Esta vez no lo hice público. Visto el éxito del año pasado, parece que a nadie le interesa ver un cometa. Su nombre de pila es Lemmon y el pasado octubre pasó ante nuestros ojos camino del Sol para no regresar hasta dentro de 1.350 años.
Subí a la terraza, y cuando el crepúsculo dio paso a la oscuridad, me senté apoyado en la pared para sostener mejor los prismáticos, y ahí estaba (a pesar de la contaminación lumínica que supone estar en medio de la ciudad) una mancha verde y borrosa, fugaz, huidiza, pero visible; al sureste de la estrella Arturo, la más brillante de la constelación del Boyero. Me sentí reconfortado, he de confesarlo, no sé muy bien por qué, quizás por la audacia y la capacidad de orientación para encontrarlo. Esos pequeños logros siempre me motivan y me alejan de las tareas cotidianas, habitualmente mucho más fáciles y aburridas.
La Infancia (sí, con mayúscula), al igual que los cometas, pasa breve tiempo alrededor del Sol y luego huye por un lado del campo gravitatorio de la estrella hacia el interior de la Galaxia, en este caso para no volver jamás.
Sentados a la mesa escuché a un padre contar, mientras su hija, estudiante de Bachillerato, lo miraba aburrida y exhausta de sus gracias infinitas, cómo un día la llevó al Cirque du Soleil y subieron a una mujer pequeña en un globo aerostático, y el aparato subió y se movió por el interior de la bóveda gigante de la carpa del circo, y la entonces niña gritaba junto a sus padres: “¡Valentina, Valentina!”, así se llamaba la tripulante.
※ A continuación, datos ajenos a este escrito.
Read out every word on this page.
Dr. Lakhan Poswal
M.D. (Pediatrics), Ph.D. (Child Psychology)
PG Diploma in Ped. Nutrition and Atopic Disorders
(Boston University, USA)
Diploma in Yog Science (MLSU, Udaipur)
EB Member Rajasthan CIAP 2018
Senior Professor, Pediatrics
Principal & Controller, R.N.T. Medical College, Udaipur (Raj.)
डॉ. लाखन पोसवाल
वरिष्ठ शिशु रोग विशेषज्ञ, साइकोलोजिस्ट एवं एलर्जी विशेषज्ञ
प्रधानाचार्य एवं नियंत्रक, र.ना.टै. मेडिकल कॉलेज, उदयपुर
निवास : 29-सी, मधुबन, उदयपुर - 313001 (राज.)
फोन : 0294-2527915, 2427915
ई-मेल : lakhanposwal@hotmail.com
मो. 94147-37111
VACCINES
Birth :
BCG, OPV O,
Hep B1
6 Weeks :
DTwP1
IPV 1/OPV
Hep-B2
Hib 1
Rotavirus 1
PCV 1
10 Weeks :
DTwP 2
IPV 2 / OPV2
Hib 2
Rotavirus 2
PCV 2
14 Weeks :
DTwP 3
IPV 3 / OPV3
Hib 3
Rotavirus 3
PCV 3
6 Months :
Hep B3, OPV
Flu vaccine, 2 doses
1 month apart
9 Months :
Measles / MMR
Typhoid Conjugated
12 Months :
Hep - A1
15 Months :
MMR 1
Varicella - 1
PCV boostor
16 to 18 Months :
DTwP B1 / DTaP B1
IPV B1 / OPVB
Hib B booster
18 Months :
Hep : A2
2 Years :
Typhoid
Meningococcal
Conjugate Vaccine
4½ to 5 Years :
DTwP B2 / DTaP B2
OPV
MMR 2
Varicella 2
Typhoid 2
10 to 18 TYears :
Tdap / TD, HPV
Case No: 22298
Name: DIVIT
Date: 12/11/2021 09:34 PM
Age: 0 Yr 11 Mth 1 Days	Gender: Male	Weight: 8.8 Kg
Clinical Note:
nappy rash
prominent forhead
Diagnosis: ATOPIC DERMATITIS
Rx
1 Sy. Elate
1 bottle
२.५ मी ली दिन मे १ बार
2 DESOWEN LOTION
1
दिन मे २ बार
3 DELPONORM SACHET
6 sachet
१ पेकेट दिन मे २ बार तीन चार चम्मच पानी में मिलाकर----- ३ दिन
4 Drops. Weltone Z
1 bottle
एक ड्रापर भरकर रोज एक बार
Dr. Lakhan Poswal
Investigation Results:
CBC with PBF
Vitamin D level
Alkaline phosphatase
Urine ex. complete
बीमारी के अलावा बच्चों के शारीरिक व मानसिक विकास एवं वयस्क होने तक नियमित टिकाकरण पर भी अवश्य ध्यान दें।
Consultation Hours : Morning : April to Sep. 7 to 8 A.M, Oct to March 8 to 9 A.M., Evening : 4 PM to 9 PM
“Va-leen-tíi-na”, recitaba la voz del padre, casi como un tenor en mitad del salón, en el cual el resto de comensales habían callado hacía tiempo ante su incontinencia verbal; y al ver sus ojos anhelantes de aquella lejana ilusión, de ese globo en las alturas, su mirada se me representó la misma de Orfeo, cuando por última vez contempló a Eurídice.